The Sound Way and Housing Attempts in the Greenbelt
In the 1950s, when a new 1st Ave S. bridge was being planned in South Park, there was a desire to build freeways into what were then the suburban areas of Burien and Southwest Seattle. The “Sound Way” would travel up through the hill just south of SSCC through a deep cut. It would then wrap southwest through 17th Ave SW and SW Myrtle Street, continuing down Orchard and cutting through the hill to Delridge. This never happened.
Alan Robertson describes an attempt in the early 2000’s to build more housing in the greenbelt:
“Shortly after we moved here in 1988, I remember signs going up at 14th & Holly to announce this property to be part of the Duwamish Greenbelt and listing all of the activities that were not allowed. The property had been designated as greenbelt by a City Council that intended that the property remain green. This included Councilwoman Jeanette Williams with her legislative aide Tom Rasmussen.
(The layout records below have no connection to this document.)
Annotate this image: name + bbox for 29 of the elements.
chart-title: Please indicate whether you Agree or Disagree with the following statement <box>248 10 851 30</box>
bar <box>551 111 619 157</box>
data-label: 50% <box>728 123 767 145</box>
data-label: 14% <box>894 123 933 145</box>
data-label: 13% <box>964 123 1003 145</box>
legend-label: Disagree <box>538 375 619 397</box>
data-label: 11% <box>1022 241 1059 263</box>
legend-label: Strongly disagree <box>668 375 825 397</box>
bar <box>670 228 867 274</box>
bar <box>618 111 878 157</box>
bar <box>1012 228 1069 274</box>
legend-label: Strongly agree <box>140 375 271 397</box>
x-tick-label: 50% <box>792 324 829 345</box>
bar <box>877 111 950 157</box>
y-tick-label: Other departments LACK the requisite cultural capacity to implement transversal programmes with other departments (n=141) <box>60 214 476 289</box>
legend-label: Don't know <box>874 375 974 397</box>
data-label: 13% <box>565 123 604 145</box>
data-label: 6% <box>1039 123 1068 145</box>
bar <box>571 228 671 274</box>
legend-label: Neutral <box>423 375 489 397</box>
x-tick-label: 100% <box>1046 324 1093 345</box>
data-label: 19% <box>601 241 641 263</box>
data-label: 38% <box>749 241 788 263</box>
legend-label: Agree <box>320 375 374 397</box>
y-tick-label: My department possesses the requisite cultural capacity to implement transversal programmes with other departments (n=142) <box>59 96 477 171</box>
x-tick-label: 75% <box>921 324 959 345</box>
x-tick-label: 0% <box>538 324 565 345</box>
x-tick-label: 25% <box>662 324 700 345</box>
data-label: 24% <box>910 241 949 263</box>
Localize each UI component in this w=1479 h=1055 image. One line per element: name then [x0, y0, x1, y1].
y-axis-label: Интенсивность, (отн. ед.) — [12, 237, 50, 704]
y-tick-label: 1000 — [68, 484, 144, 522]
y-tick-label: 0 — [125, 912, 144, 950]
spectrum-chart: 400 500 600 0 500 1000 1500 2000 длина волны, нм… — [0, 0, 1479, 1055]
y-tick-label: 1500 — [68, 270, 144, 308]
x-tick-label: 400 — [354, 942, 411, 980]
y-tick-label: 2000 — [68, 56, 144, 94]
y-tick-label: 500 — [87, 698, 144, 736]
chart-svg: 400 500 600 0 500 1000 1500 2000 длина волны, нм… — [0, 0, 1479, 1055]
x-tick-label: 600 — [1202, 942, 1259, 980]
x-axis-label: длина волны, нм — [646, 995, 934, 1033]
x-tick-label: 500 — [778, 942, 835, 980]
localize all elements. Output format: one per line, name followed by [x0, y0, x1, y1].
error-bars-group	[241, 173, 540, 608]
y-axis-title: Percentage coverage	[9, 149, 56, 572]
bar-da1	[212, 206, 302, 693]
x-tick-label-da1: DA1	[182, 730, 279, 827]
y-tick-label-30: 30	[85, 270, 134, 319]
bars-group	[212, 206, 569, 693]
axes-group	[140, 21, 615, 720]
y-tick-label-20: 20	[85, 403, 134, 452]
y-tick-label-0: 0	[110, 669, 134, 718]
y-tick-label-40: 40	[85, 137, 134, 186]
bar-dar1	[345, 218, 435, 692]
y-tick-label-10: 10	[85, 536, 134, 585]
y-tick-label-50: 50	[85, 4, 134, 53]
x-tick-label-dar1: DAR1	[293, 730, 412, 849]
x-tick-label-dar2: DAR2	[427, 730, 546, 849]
But in 2003, the Mayor [Greg Nickels] was looking for money and ways to advance affordable housing. He found the old Soundway property and decided it was perfect.
The City of Seattle Fleets and Facilities Department recommended that 7 acres of greenbelt north of SW Holly, between 15th Ave SW and 12th Ave SW, be sold to developers. The City estimated that 39 houses could be built within the environmentally critical areas.
The neighborhood disagreed. The result was both exhilarating and tragic at the same time. Neighbors that had been spending their time and effort to improve the neighborhood were now forced to place all of their effort into stopping the development of the greenbelt.
After much negotiation, the Mayor’s office announced in 2005 that the property would be saved for green space. It was not official until 2011, when the city council formally voted on legislation to transfer the property to Seattle Parks for greenbelt.”
Nature Consortium and students in the landscape horticulture program at South Seattle College have worked for several years to restore native trees and shrubs in the greenbelt. Because of disturbances such as logging, gravel mining, and the proposed highway, the habitat of the greenbelt has been degraded. Groups have worked to remove invasive weeds, amend soil, address erosion issues, and plant new native trees and shrubs. Nature Consortium has planted more than 10,000 trees and 13,000 shrubs and understory plants. The greenbelt also serves as a buffer between the industrial pollution along the Duwamish Waterway and neighborhoods.
West Duwamish Greenbelt Trails group
In 2014 the West Duwamish Greenbelt Trails group formed to promote walking trails in the Greenbelt, forest restoration, and a cultural connection to the Duwamish Longhouse.